In Cuba, in addition to its prodigious nature and its social benefits (security, education, healthcare), there’s much idle land to attract Syrian, Haitian, and Eastern European farmers, empty shops to be tended by Chinese and Latin American storekeepers, factories to be built and services to be provided by Europeans and Asians. It’s only left to be seen whether the SPG (State/Party/Government) will run the risk of introducing to Cuba a mass of immigrants from other contexts, more rebellious and non-conformist than that of the Cuban socialist society.

I believe that the incentive to demographic and economic growth through controlled and selective immigration could bring to Cuba should not continue to be ignored. If in the 19th century a Spanish military officer and a Canarian housewife engendered the Apostle of our independence, who could say that a couple of Syrian farmers won’t usher into the world a Hero of Socialist Work in the 21st century.

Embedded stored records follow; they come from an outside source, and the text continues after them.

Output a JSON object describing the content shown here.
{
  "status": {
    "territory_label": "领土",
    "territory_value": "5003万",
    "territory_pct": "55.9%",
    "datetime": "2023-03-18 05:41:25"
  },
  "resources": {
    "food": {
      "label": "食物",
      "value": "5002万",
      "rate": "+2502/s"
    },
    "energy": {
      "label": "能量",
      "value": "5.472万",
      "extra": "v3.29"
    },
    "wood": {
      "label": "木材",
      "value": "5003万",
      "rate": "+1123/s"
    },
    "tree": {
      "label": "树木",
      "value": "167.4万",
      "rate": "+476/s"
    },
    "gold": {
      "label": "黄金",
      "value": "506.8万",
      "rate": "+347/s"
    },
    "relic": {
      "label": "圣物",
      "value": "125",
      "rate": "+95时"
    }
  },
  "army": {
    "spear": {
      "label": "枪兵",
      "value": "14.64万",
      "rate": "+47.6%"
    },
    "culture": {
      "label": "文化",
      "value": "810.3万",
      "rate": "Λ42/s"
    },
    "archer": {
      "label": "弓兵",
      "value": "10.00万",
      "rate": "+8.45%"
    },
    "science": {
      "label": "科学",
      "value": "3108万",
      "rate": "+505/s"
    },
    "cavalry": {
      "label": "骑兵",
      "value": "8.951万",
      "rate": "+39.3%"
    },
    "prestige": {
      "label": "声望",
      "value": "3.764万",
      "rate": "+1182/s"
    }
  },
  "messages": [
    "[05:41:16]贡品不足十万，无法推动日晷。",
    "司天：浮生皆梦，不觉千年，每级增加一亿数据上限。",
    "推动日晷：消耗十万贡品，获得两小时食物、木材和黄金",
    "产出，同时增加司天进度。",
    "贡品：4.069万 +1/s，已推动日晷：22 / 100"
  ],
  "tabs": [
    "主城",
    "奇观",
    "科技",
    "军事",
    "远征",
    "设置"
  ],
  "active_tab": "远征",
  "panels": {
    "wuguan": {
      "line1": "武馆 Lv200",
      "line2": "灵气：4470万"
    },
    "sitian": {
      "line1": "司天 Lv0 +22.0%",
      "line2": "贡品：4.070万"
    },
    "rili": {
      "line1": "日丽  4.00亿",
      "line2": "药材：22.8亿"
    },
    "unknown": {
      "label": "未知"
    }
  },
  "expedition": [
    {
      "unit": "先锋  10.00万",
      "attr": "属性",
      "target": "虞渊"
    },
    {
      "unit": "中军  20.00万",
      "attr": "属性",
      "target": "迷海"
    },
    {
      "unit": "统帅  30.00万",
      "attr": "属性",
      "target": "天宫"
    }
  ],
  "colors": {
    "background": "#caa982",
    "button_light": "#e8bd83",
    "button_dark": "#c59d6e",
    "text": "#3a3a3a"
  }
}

Contact the author at mariojuanvaldes@gmail.com

[1] In the 2017 list of countries and dependent territories by population density, Cuba ranked 110th, with 101 inhabitants per km2 (Haiti, 35th; Dominican Republic, 65th; Spain, 118th; México, 152nd; USA, 178th; Venezuela, 182nd; Canada 229th). The countries with the greatest ethnic and cultural diversity in the Americas are: the USA, Canada, Argentina, Brazil, Costa Rica, Mexico, Puerto Rico, Uruguay and Venezuela.